Donald Trump annonce la fin imminente du conflit au Moyen-Orient
Le président américain Donald Trump a déclaré lundi aux journalistes que la guerre au Moyen-Orient était "quasiment finie", au lendemain de la désignation en Iran de Mojtaba Khamenei comme nouveau guide suprême de la Révolution islamique. Ce dernier remplace son père, l'ayatollah Ali Khamenei, assassiné au premier jour de la campagne militaire israélo-américaine.
Une succession iranienne qui déçoit Washington
Donald Trump s'est dit "déçu" du choix de Téhéran, qui peut être perçu comme un signal de défi à l'égard des États-Unis. Le président américain a déploré que cette désignation "entraîne plus ou moins les mêmes problèmes" en Iran. Il avait précédemment exprimé sa volonté d'être impliqué dans la sélection du nouveau dirigeant iranien, souhaitant que celui-ci adopte une position conciliante avec Washington et Israël.

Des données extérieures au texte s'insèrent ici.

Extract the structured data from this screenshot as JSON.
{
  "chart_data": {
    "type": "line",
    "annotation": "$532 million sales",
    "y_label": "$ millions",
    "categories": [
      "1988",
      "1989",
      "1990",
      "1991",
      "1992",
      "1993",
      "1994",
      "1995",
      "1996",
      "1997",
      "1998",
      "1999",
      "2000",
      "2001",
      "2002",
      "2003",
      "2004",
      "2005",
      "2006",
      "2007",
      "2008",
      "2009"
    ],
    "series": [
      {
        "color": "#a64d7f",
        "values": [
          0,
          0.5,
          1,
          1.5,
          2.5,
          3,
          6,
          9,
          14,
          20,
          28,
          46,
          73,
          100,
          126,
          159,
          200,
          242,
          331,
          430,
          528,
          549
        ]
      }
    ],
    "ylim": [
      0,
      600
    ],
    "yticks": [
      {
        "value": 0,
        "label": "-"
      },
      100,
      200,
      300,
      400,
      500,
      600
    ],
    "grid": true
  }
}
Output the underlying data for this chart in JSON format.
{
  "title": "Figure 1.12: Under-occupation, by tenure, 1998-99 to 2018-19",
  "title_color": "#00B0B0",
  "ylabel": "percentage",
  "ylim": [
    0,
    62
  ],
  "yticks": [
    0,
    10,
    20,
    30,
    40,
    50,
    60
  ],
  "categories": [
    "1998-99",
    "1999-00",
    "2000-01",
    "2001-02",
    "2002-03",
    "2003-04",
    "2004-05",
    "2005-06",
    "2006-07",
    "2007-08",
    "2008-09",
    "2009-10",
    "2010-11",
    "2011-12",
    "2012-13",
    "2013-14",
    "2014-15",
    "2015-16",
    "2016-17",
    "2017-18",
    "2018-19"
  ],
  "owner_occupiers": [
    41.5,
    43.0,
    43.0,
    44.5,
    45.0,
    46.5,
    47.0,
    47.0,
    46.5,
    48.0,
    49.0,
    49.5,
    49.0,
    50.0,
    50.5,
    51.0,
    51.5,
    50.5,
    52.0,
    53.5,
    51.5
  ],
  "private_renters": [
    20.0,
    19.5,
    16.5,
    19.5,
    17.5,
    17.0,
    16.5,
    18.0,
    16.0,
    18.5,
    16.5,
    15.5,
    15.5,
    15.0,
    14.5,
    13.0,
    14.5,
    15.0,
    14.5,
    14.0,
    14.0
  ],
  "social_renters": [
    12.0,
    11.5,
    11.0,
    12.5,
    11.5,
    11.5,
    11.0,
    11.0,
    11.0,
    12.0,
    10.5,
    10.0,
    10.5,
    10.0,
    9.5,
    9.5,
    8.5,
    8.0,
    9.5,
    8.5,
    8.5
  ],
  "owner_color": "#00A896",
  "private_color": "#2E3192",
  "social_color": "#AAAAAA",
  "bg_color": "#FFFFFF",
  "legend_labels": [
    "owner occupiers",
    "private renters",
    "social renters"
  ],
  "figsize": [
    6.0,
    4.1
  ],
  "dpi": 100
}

Impact immédiat sur les marchés financiers
Les commentaires du président américain concernant la fin imminente de la guerre ont provoqué un relâchement significatif sur les marchés pétroliers et financiers. Cette réaction intervient alors que le prix du baril avait dépassé dimanche le seuil symbolique des 100 dollars pour la première fois depuis 2022, créant des tensions économiques mondiales.
L'Iran affiche son unité et menace d'intensifier les hostilités
L'Iran a manifesté lundi son soutien unanime à Mojtaba Khamenei. La presse officielle a diffusé des images montrant des foules rassemblées dans plusieurs villes pour saluer le nouveau guide suprême, avec des drapeaux iraniens et des portraits d'Ali Khamenei brandis. Parallèlement, l'armée iranienne a annoncé qu'elle allait intensifier ses attaques de missiles, marquant une escalade dans le conflit.
Objectifs contradictoires et déclarations ambiguës
Donald Trump a déclaré lundi vouloir une victoire "totale", sans préciser concrètement ce que ce terme implique. Le président américain a effectué par le passé des commentaires contradictoires sur les objectifs de Washington et les raisons pour lesquelles cette campagne militaire a été lancée. De son côté, Israël affiche clairement son intention d'entraîner la chute du système théocratique iranien et a même promis d'abattre le successeur d'Ali Khamenei avant même sa désignation officielle.
Bilan humain alarmant du conflit
- Les bombardements des États-Unis et d'Israël ont tué au moins 1 332 civils iraniens et blessé des milliers d'autres, selon l'ambassadeur de l'Iran auprès de l'ONU.
- Les autorités libanaises font état de plus de 400 personnes tuées dans les frappes israéliennes.
- Ces attaques ont également déplacé près de 700 000 personnes au Liban.
- En Israël, 11 personnes ont été tuées dans les attaques iraniennes.
Menaces réciproques et escalade verbale
Donald Trump a menacé de frapper l'Iran "beaucoup plus fort" en cas de blocage du pétrole dans le détroit d'Ormuz, déclarant que les États-Unis détruiraient des cibles qui rendraient "virtuellement impossible pour l'Iran de se reconstruire comme nation". En réponse, l'Iran a exclu toute négociation avec les États-Unis, citant l'"expérience amère" des pourparlers passés sur le nucléaire. Les Gardiens de la révolution iranienne ont répliqué qu'il leur appartenait de "déterminer la fin de la guerre" et ont menacé d'empêcher toute exportation de pétrole si les attaques se poursuivent.
Nouvelles évacuations au Liban
L'armée israélienne a émis un nouvel ordre d'évacuation pour les résidents vivant au sud du fleuve Litani, au Liban, signalant une frappe imminente. Cette décision intervient alors qu'Israël bombarde intensivement le Liban depuis plusieurs jours, notamment dans les régions frontalières et en périphérie de Beyrouth, marquant une intensification des hostilités avec le Hezbollah.